気を取り直すように自分の頬を叩いてから、解毒薬の調合を再開するユウシア。リルは何が楽しいのか、そんな真面目な表情の彼を見てニコニコと笑っている。……いや、単に浮かれているだけかもしれない。
「――よし、とりあえず出来るところまでは完成っと」
と、顔を上げて額に浮かんだ汗を拭うユウシア。そして丁度そのタイミングで、
「ユウくーん、薬草持ってきたよー!」
アヤとハイドが同時に戻ってくる。
「あっ、リル、目覚めたの!? よかったー!」
「ふふっ、ありがとうございます、アヤさん」
笑い合う女子二人。だが、ユウシアとリルを同時に視界に収めたアヤが、ピタリと動きを止める。
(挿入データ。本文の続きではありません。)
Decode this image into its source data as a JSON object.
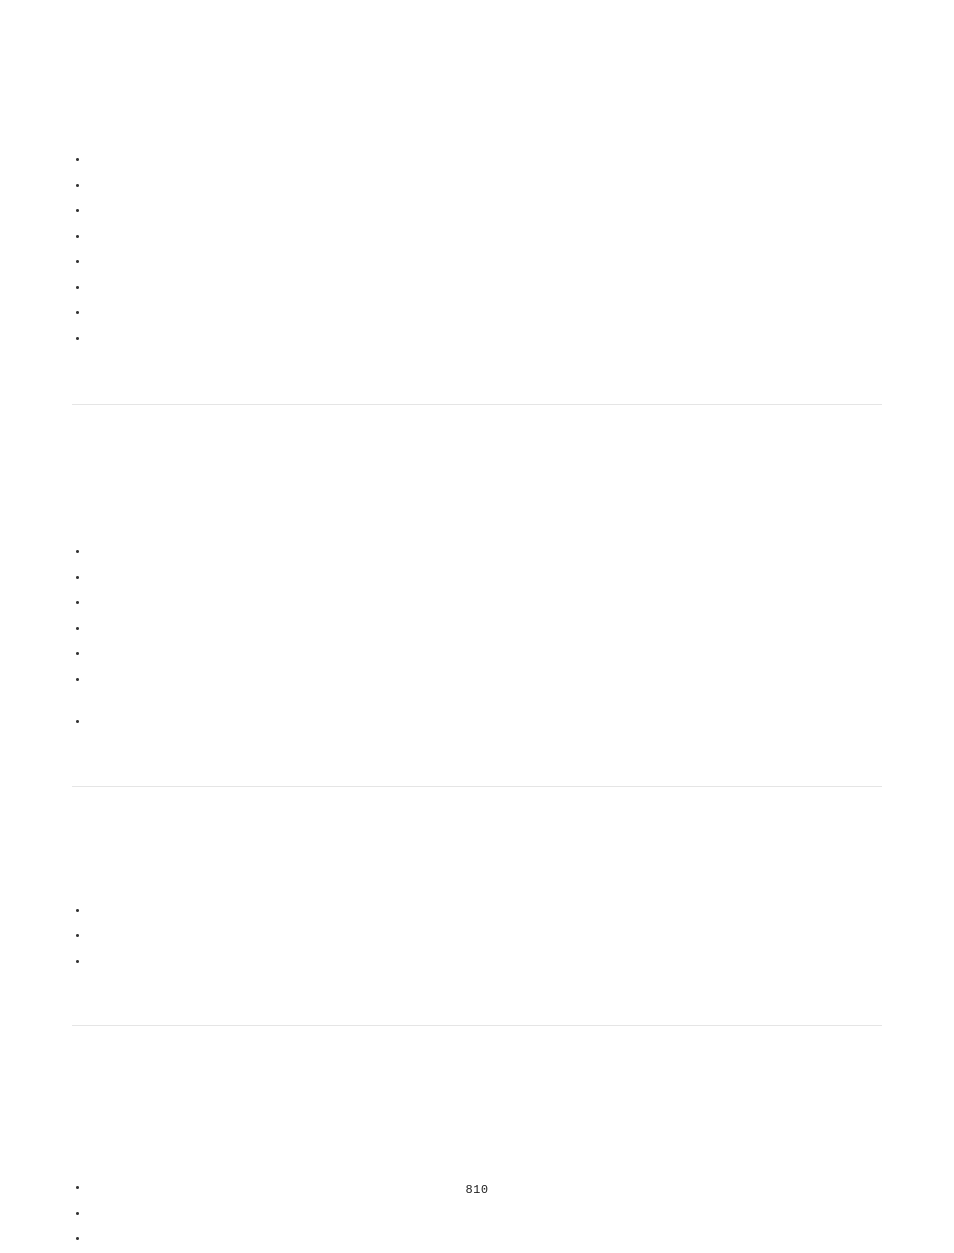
{
  "page_number": "810",
  "sections": [
    {
      "bullets": [
        "",
        "",
        "",
        "",
        "",
        "",
        "",
        ""
      ]
    },
    {
      "bullets": [
        "",
        "",
        "",
        "",
        "",
        "",
        ""
      ],
      "gap_before_last": true
    },
    {
      "bullets": [
        "",
        "",
        ""
      ]
    },
    {
      "bullets": [
        "",
        "",
        ""
      ]
    }
  ]
}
続いてアヤの顔に浮かんだのは、ニヤニヤという憎たらしい笑顔。
「あれれー? ユウ君とリル、いつの間にそんなベタベタするようになったのー?」
「「っ!!」」
勢い良く離れる二人。アヤの矛先はリルに向かうも、ユウシアの方に近付いてくる影が。
「……おい、貴様」
「ひゃいっ!?」
ハイドだ。
「変なことはしないと、そう言ったな?」
「はい、間違いなく!」
「ならば、あれはどういうことだ?」
「……えぇと」
ユウシアは一瞬言葉に詰まるも、義兄になる訳だし、筋は通さなければいけないと思い。
「……告白、というか、プロポーズ、しました」
「……ほう」
ハイドはしばらくユウシアを眺めると、
「まぁ、いい。お前になら安心して任せられる」
そう言って小さく頷く。
「っ、ありがとうございます!」
バッ! と勢い良くお辞儀するユウシア。普通、兄より父にやるべきではなかろうか。まぁ、あの国王ならあっさり認めそうだが。そもそも提案者だし。
「……だが」
ハイドは再び声のトーンを落とす。
「もし妹を泣かせるようなことがあれば、そのときはどうなるか……分かるな?」
「はい、絶対にしません!」
「ならば良い」
そう言うと薬草を手渡して離れていくハイド。
「……隠れシスコひぃっ、ごめんなさい!」
鋭く睨まれ、身を震わせる。
そこには、先程までの思い詰めたような様子は、微塵も感じられなかった。
あっぶねサブタイ「プロポーズ」にするところだった。ネタバレもいいところだよ。
……あれ? そもそも、ユウシアにプロポーズなんてさせる気あったっけ……? いや、あった。あったはず。
でもあれだね、超ハッピーエンドな感じだね。アニメとかならまず間違いなく最終回。いいことだ。あ、本作はまだまだ続きますよ。